The show then follows the plight of the four human survivors – three male, one female – who survive due to various far-fetched reasons – for example being sealed in a sound-proof booth during a pub quiz when the agent strikes the vicinity. The four characters are united by chance about one year after the event, and set up a base of operations in a country cottage. They then spend the next six episodes looking for other survivors, adjusting to life after the end of the world, and deliberating over the repopulation of the human race.

The show relies heavily on a small cast of esoteric characters, including: rugby league fanatic Colin; everyman Brian, who comes closest to being the group's leader; and Graham and Janet, a bland couple who struggle over the issue of having children. Conversation between Graham and Janet frequently features Graham's reluctance and Janet's determination to have children, as well as Graham's extraordinarily low sperm count.

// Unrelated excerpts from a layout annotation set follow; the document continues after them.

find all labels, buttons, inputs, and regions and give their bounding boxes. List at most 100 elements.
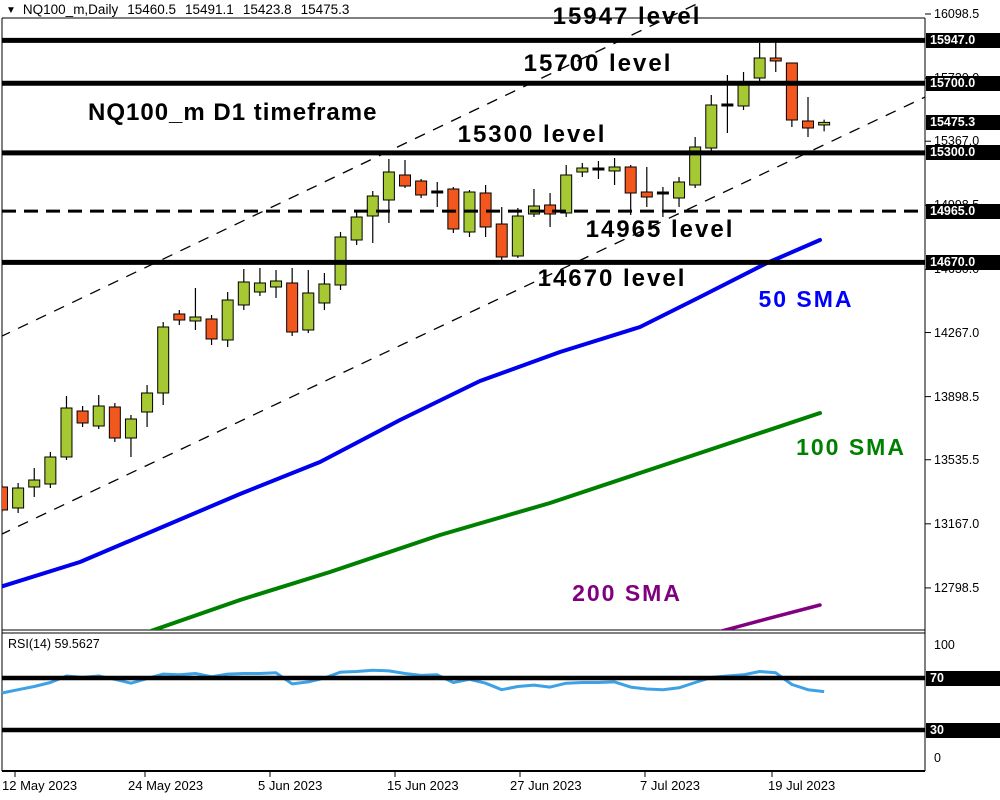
date-label: 7 Jul 2023 [640, 778, 700, 793]
quote-close: 15475.3 [300, 2, 350, 17]
price-axis-ticks [925, 13, 931, 589]
price-badge: 15475.3 [926, 114, 1000, 130]
candle-body [447, 188, 460, 230]
candle-body [173, 313, 186, 321]
candle-body [108, 406, 121, 439]
level-label: 14965 level [585, 216, 735, 243]
candle-body [640, 191, 653, 198]
candle-body [92, 405, 105, 427]
date-axis-ticks [14, 771, 773, 777]
candle-body [624, 166, 637, 194]
quote-low: 15423.8 [242, 2, 292, 17]
candle-body [431, 190, 444, 194]
rsi-badge: 70 [926, 670, 1000, 686]
price-badge: 14670.0 [926, 254, 1000, 270]
price-tick-label: 14267.0 [934, 325, 980, 340]
timeframe-annotation: NQ100_m D1 timeframe [88, 99, 378, 126]
sma100-line [147, 411, 822, 630]
candle-body [28, 479, 41, 488]
candle-body [544, 204, 557, 215]
sma-label: 100 SMA [796, 434, 906, 460]
date-label: 12 May 2023 [2, 778, 78, 793]
candle-body [769, 57, 782, 62]
level-label: 15947 level [552, 3, 702, 30]
date-label: 5 Jun 2023 [258, 778, 323, 793]
sma50-line [2, 238, 822, 589]
candle-body [366, 195, 379, 217]
candle-body [802, 120, 814, 129]
price-badge: 15300.0 [926, 145, 1000, 161]
candle-body [721, 103, 734, 107]
candle-body [818, 121, 831, 126]
date-label: 24 May 2023 [128, 778, 204, 793]
support-resistance-levels [2, 37, 925, 265]
candle-body [737, 82, 750, 107]
rsi-badge: 30 [926, 722, 1000, 738]
level-label: 14670 level [537, 265, 687, 292]
candle-body [302, 292, 315, 331]
candle-body [608, 166, 621, 172]
sma-label: 50 SMA [758, 286, 854, 312]
candle-body [237, 281, 250, 306]
quote-open: 15460.5 [127, 2, 177, 17]
candle-body [221, 299, 234, 341]
trend-channel [2, 2, 925, 535]
candle-body [157, 326, 170, 394]
candle-body [705, 104, 718, 149]
candle-body [576, 167, 589, 173]
candle-body [286, 282, 299, 333]
candle-body [495, 223, 508, 258]
candle-body [2, 486, 8, 511]
level-label: 15700 level [523, 50, 673, 77]
price-tick-label: 13898.5 [934, 389, 980, 404]
price-tick-label: 16098.5 [934, 7, 980, 21]
candle-body [76, 410, 89, 424]
candle-body [592, 167, 605, 171]
rsi-line [1, 668, 825, 695]
level-label: 15300 level [457, 121, 607, 148]
candle-body [415, 180, 428, 196]
price-tick-label: 12798.5 [934, 580, 980, 595]
rsi-indicator-label: RSI(14) 59.5627 [8, 637, 100, 651]
sma200-line [718, 603, 822, 630]
quote-high: 15491.1 [185, 2, 234, 17]
rsi-tick-label: 100 [934, 638, 955, 652]
trendline [2, 2, 703, 337]
sma-label: 200 SMA [572, 580, 682, 606]
price-badge: 15947.0 [926, 32, 1000, 48]
price-badge: 14965.0 [926, 203, 1000, 219]
candle-body [753, 57, 766, 79]
candle-body [511, 215, 524, 257]
date-label: 15 Jun 2023 [387, 778, 459, 793]
price-badge: 15700.0 [926, 75, 1000, 91]
symbol-dropdown-icon[interactable]: ▼ [6, 5, 16, 16]
candle-body [560, 174, 573, 214]
candle-body [12, 487, 25, 509]
chart-header: ▼ NQ100_m,Daily 15460.5 15491.1 15423.8 15475… [6, 2, 349, 17]
candle-body [785, 62, 798, 121]
trendline [2, 96, 925, 535]
candle-body [350, 216, 363, 241]
candle-body [189, 316, 202, 322]
price-tick-label: 15367.0 [934, 134, 980, 149]
candle-body [141, 392, 154, 413]
candle-body [656, 191, 669, 195]
candles [2, 40, 831, 513]
candle-body [318, 283, 331, 304]
candle-body [382, 171, 395, 201]
candle-body [44, 456, 57, 485]
candle-body [689, 146, 702, 186]
candle-body [399, 174, 411, 187]
price-tick-label: 13167.0 [934, 516, 980, 531]
date-label: 27 Jun 2023 [510, 778, 582, 793]
candle-body [124, 418, 137, 439]
date-label: 19 Jul 2023 [768, 778, 836, 793]
candle-body [673, 181, 686, 199]
candle-body [205, 318, 218, 340]
candle-body [270, 280, 283, 288]
candle-body [253, 282, 266, 293]
rsi-tick-label: 0 [934, 751, 941, 765]
price-tick-label: 13535.5 [934, 452, 980, 467]
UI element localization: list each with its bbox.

The pub name is never mentioned in the show. Although an interior quiz advert references the Red Lion in Episode 1, there is also a V for Versus above, as well as a faint H, suggesting they did not attempt to rename the pub, as in an earlier shot of the outside, the White Hart sign is visible. These shots are of the White Hart in the village of Bouth, Cumbria.

==Cast==
- Mike Grady as Graham Wilkins
- Josie Lawrence as Janet Wilkins
- Ronald Pickup as Brian Appleyard
- Stephen Rea as Colin Garrity
- Judith Hann as herself

==See also==
- Woops, a 1992 American sitcom with a similar theme.
- The Last Man on Earth, a 2015 American comedy with a similar theme.

==Reception==
The Daily Mirror television critic Hilary Kingsley criticised the television series, writing, "Not to mince words, Not With A Bang is awful. It certainly comes with a whimper—mine—and four wimps, the nerdish characters who sit around misunderstanding each other each week. We're supposed to find it droll that the continuance of the human race rests with Janet, a prissy housewife and pot-holer (Josie Lawrence) and either her gormless loft-converter husband (Mike Grady) or one of the two other fluke survivors getting on each others' nerves. ... Josie-Lawrence can do 20 things funnier in one episode of Whose Line Is It Anyway."

In a positive review, James Green of The Stage stated, "It is funny, very funny at times, which is a help and as a saucy show with adult innuendoes has been given a 10. 5 pm network slot. ... Now that is an entirely novel kind of sit-com and for that thanks are due to writers Mike Walling and Tony Millan, and director-producer Robin Carr. In their own style of innuendo may they keep it up." The Evening Standards Geoffrey Phillips wrote, "It's a doomsday comedy, faintly reminiscent of a funny version of the Seventies series Survivors, benefiting very considerably from the casting of Ronald Pickup and Stephen Rea. The arrival of Mike Grady and Josie Lawrence promises even better things to come."